On 2018-11-09, Masami Hiramatsu mhiramat@kernel.org wrote:
On Thu, 8 Nov 2018 08:44:37 -0600 Josh Poimboeuf jpoimboe@redhat.com wrote:
On Thu, Nov 08, 2018 at 07:04:48PM +1100, Aleksa Sarai wrote:
On 2018-11-08, Aleksa Sarai cyphar@cyphar.com wrote:
I will attach what I have at the moment to hopefully explain what the issue I've found is (re-using the kretprobe architecture but with the shadow-stack idea).
Here is the patch I have at the moment (it works, except for the question I have about how to handle the top-level pt_regs -- I've marked that code with XXX).
-- Aleksa Sarai Senior Software Engineer (Containers) SUSE Linux GmbH https://www.cyphar.com/
--8<---------------------------------------------------------------------
Since the return address is modified by kretprobe, the various unwinders can produce invalid and confusing stack traces. ftrace mostly solved this problem by teaching each unwinder how to find the original return address for stack trace purposes. This same technique can be applied to kretprobes by simply adding a pointer to where the return address was replaced in the stack, and then looking up the relevant kretprobe_instance when a stack trace is requested.
[WIP: This is currently broken because the *first entry* will not be overwritten since it looks like the stack pointer is different when we are provided pt_regs. All other addresses are correctly handled.]
When you see this problem, what does regs->ip point to? If it's pointing to generated code, then we don't _currently_ have a way of dealing with that. If it's pointing to a real function, we can fix that with unwind hints.

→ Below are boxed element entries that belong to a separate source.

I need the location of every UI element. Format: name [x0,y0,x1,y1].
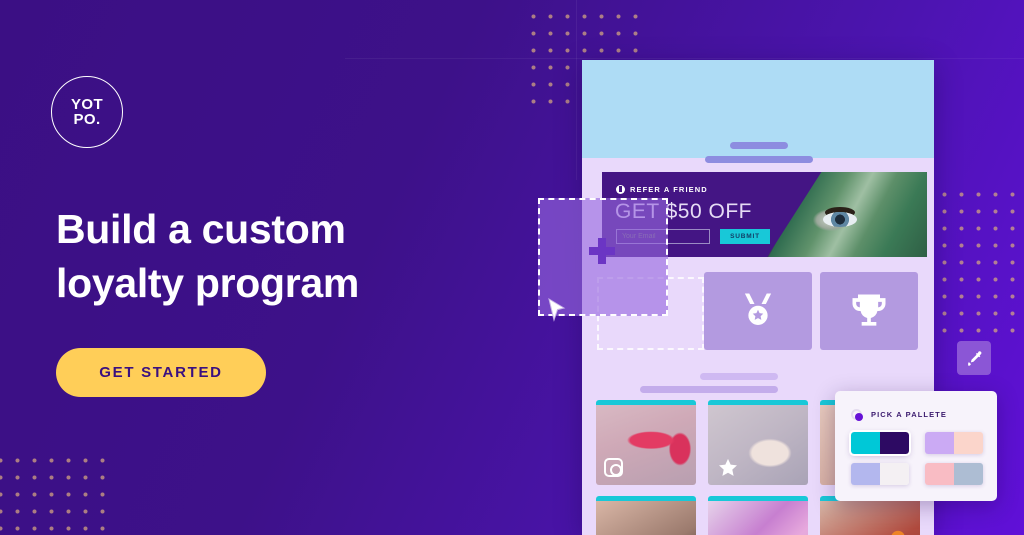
palette-panel-title: PICK A PALLETE [871,410,947,419]
reward-tile-medal[interactable] [704,272,812,350]
swatch-color [880,463,909,485]
gift-icon [616,185,625,194]
dot-pattern-right [936,186,1024,344]
page-title: Build a custom loyalty program [56,202,486,310]
eyedropper-button[interactable] [957,341,991,375]
eyedropper-icon [966,350,983,367]
medal-icon [737,288,779,334]
plus-icon [589,238,615,264]
swatch-color [880,432,909,454]
banner-photo [767,172,927,257]
palette-swatch[interactable] [925,463,983,485]
logo-line-2: PO. [73,112,100,127]
swatch-color [954,463,983,485]
yotpo-logo: YOT PO. [51,76,123,148]
gallery-item[interactable] [708,496,808,535]
gallery-item[interactable] [596,496,696,535]
gallery-image [820,501,920,535]
placeholder-bar [640,386,778,393]
radio-icon[interactable] [851,409,862,420]
star-icon [717,457,739,479]
refer-a-friend-badge: REFER A FRIEND [616,185,708,194]
palette-swatch[interactable] [925,432,983,454]
placeholder-bar [700,373,778,380]
refer-badge-label: REFER A FRIEND [630,185,708,194]
palette-panel: PICK A PALLETE [835,391,997,501]
dot-pattern-bottom-left [0,452,114,535]
placeholder-bar [705,156,813,163]
gallery-image [596,501,696,535]
gallery-item[interactable] [820,496,920,535]
gallery-item[interactable] [708,400,808,485]
hero-banner: YOT PO. Build a custom loyalty program G… [0,0,1024,535]
swatch-color [954,432,983,454]
headline-line-2: loyalty program [56,256,486,310]
swatch-color [925,432,954,454]
placeholder-bar [730,142,788,149]
instagram-icon [604,458,623,477]
swatch-color [851,432,880,454]
gallery-item[interactable] [596,400,696,485]
guide-line-horizontal [345,58,1024,59]
gallery-image [708,501,808,535]
palette-swatch[interactable] [851,463,909,485]
headline-line-1: Build a custom [56,202,486,256]
cursor-arrow-icon [548,298,566,322]
trophy-icon [847,289,891,333]
reward-tile-trophy[interactable] [820,272,918,350]
palette-swatch[interactable] [851,432,909,454]
logo-line-1: YOT [71,97,103,112]
swatch-color [925,463,954,485]
palette-panel-header: PICK A PALLETE [851,409,947,420]
swatch-color [851,463,880,485]
get-started-button[interactable]: GET STARTED [56,348,266,397]
submit-button[interactable]: SUBMIT [720,229,770,244]
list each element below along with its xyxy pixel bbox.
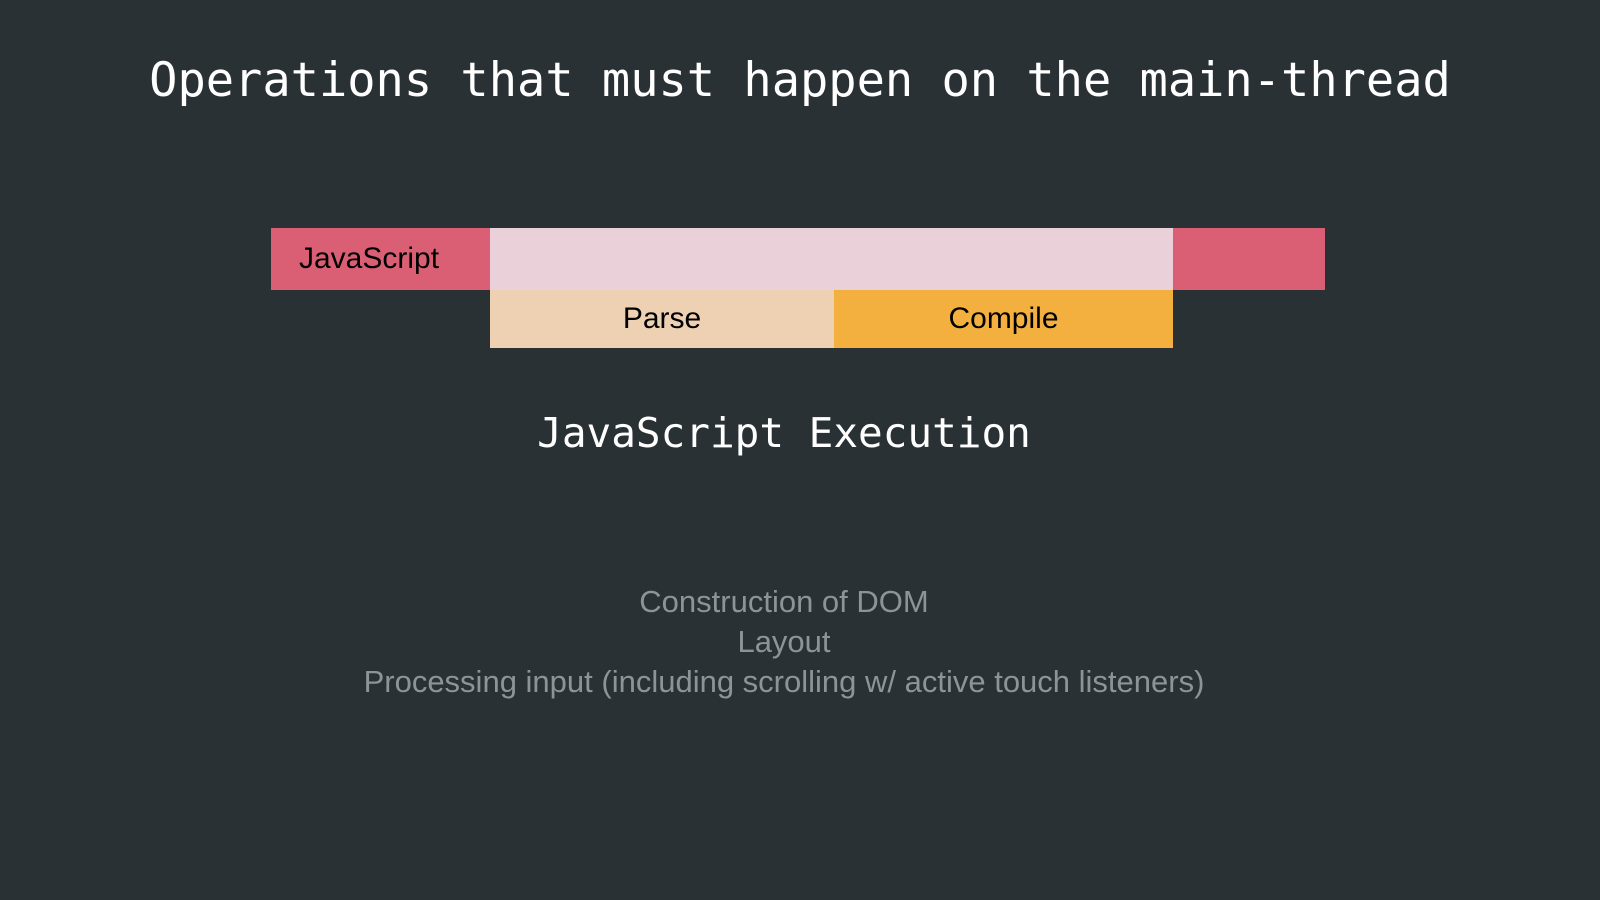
bar-segment-javascript-label: JavaScript	[299, 242, 439, 276]
bar-segment-parse-label: Parse	[623, 302, 701, 336]
note-line: Construction of DOM	[0, 582, 1568, 622]
bar-segment-parse: Parse	[490, 290, 834, 348]
bar-segment-javascript-body	[490, 228, 1173, 290]
bar-segment-javascript: JavaScript	[271, 228, 490, 290]
main-thread-notes-list: Construction of DOM Layout Processing in…	[0, 582, 1568, 702]
diagram-caption: JavaScript Execution	[0, 409, 1568, 458]
slide-canvas: Operations that must happen on the main-…	[0, 0, 1600, 900]
javascript-bar-row: JavaScript	[271, 228, 1325, 290]
main-thread-bar-diagram: JavaScript Parse Compile	[271, 228, 1325, 348]
note-line: Layout	[0, 622, 1568, 662]
bar-segment-compile: Compile	[834, 290, 1173, 348]
note-line: Processing input (including scrolling w/…	[0, 662, 1568, 702]
bar-segment-javascript-tail	[1173, 228, 1325, 290]
parse-compile-bar-row: Parse Compile	[490, 290, 1173, 348]
page-title: Operations that must happen on the main-…	[0, 55, 1600, 107]
bar-segment-compile-label: Compile	[948, 302, 1058, 336]
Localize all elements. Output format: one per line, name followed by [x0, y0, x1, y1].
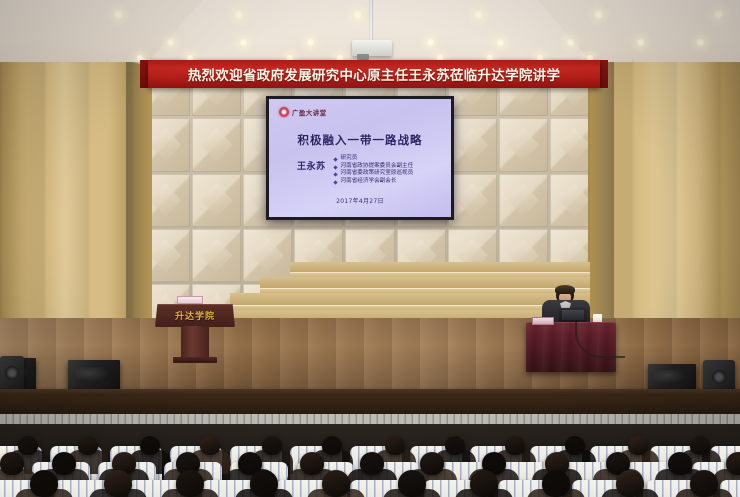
moving-head-light-icon	[703, 360, 735, 392]
speaker-at-table	[520, 286, 620, 374]
audience-member-head	[616, 470, 644, 497]
audience-member-head	[52, 452, 76, 475]
welcome-banner: 热烈欢迎省政府发展研究中心原主任王永苏莅临升达学院讲学	[148, 60, 600, 88]
acoustic-panel-tile	[192, 118, 241, 171]
speaker-hair	[555, 285, 575, 294]
downlight-icon	[306, 38, 315, 47]
audience-member-head	[505, 436, 525, 455]
audience-member-head	[565, 436, 585, 455]
downlight-icon	[496, 38, 505, 47]
acoustic-panel-tile	[192, 174, 241, 227]
lecture-hall-photo: 热烈欢迎省政府发展研究中心原主任王永苏莅临升达学院讲学 广盈大讲堂 积极融入一带…	[0, 0, 740, 497]
stage-monitor-speaker-icon	[648, 364, 696, 391]
audience-member-head	[18, 436, 38, 455]
audience-member-head	[668, 452, 692, 475]
downlight-icon	[473, 9, 484, 20]
audience-member-head	[200, 436, 220, 455]
nameplate	[532, 317, 554, 325]
downlight-icon	[352, 9, 363, 20]
audience-member-head	[628, 436, 648, 455]
slide-bullet: 河南省委政策研究室原巡视员	[334, 170, 414, 178]
slide-bullet: 研究员	[334, 155, 414, 163]
acoustic-panel-tile	[499, 118, 548, 171]
podium-column	[181, 326, 209, 359]
banner-text: 热烈欢迎省政府发展研究中心原主任王永苏莅临升达学院讲学	[188, 64, 561, 84]
audience-member-head	[690, 436, 710, 455]
slide-bullet: 河南省经济学会副会长	[334, 178, 414, 186]
slide-bullet-list: 研究员河南省政协提案委员会副主任河南省委政策研究室原巡视员河南省经济学会副会长	[334, 155, 414, 185]
audience-member-head	[445, 436, 465, 455]
downlight-icon	[426, 38, 435, 47]
audience-member-head	[690, 470, 718, 497]
audience-member-head	[322, 470, 350, 497]
podium: 升达学院	[155, 296, 235, 366]
downlight-icon	[713, 9, 724, 20]
downlight-icon	[593, 9, 604, 20]
moving-head-light-icon	[0, 356, 24, 390]
projector-mount-rod	[369, 0, 373, 42]
acoustic-panel-tile	[448, 174, 497, 227]
audience-area	[0, 424, 740, 497]
audience-member-head	[542, 470, 570, 497]
slide-logo-mark-icon	[279, 107, 289, 117]
audience-member-head	[726, 452, 740, 475]
stage-monitor-speaker-icon	[68, 360, 120, 390]
audience-member-head	[78, 436, 98, 455]
downlight-icon	[113, 9, 124, 20]
audience-member-head	[300, 452, 324, 475]
audience-member-head	[140, 436, 160, 455]
audience-member-head	[104, 470, 132, 497]
audience-member-head	[0, 452, 24, 475]
audience-member-head	[470, 470, 498, 497]
slide-logo-text: 广盈大讲堂	[292, 107, 327, 117]
podium-base	[173, 357, 217, 363]
audience-member-head	[398, 470, 426, 497]
laptop-screen	[562, 310, 584, 320]
audience-member-head	[360, 452, 384, 475]
slide-speaker-name: 王永苏	[297, 155, 326, 172]
presentation-slide: 广盈大讲堂 积极融入一带一路战略 王永苏 研究员河南省政协提案委员会副主任河南省…	[269, 99, 451, 217]
audience-member-head	[322, 436, 342, 455]
podium-label: 升达学院	[155, 309, 235, 322]
downlight-icon	[233, 9, 244, 20]
audience-member-head	[262, 436, 282, 455]
downlight-icon	[566, 38, 575, 47]
slide-body: 王永苏 研究员河南省政协提案委员会副主任河南省委政策研究室原巡视员河南省经济学会…	[297, 155, 435, 185]
audience-member-head	[30, 470, 58, 497]
slide-title: 积极融入一带一路战略	[269, 132, 451, 148]
downlight-icon	[239, 38, 248, 47]
slide-date: 2017年4月27日	[269, 196, 451, 205]
downlight-icon	[696, 38, 705, 47]
podium-paper-slip	[177, 296, 203, 304]
projection-screen: 广盈大讲堂 积极融入一带一路战略 王永苏 研究员河南省政协提案委员会副主任河南省…	[266, 96, 454, 220]
downlight-icon	[166, 38, 175, 47]
acoustic-panel-tile	[499, 174, 548, 227]
acoustic-panel-tile	[448, 118, 497, 171]
audience-member-head	[420, 452, 444, 475]
audience-member-head	[385, 436, 405, 455]
audience-member-head	[176, 470, 204, 497]
audience-member-head	[250, 470, 278, 497]
downlight-icon	[636, 38, 645, 47]
slide-logo: 广盈大讲堂	[279, 107, 327, 117]
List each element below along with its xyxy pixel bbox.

As I replied, If the stackdump is called from kretprobe event, regs->ip always points trampoline function. Otherwise (maybe from kprobe event, or panic, BUG etc.) it always be the address which the event occurs.
So fixing regs->ip is correct.
The problem is that the pointer to the *return address* is wrong (kernel_stack_pointer() gives you a different result than the function entry), it's not that regs->ip is wrong. And I'm sure that it's "wrong" because it's not possible for "regs->ip == kretprobe_trampoline" unless you are in a stack frame that has been modified by the kretprobe core.
I will take a closer look at this over the weekend -- I posted the patch to try to help explain what the underlying issue I was trying to solve with this patch series is (and why I don't think the ftrace changes proposed in the thread will completely fix them).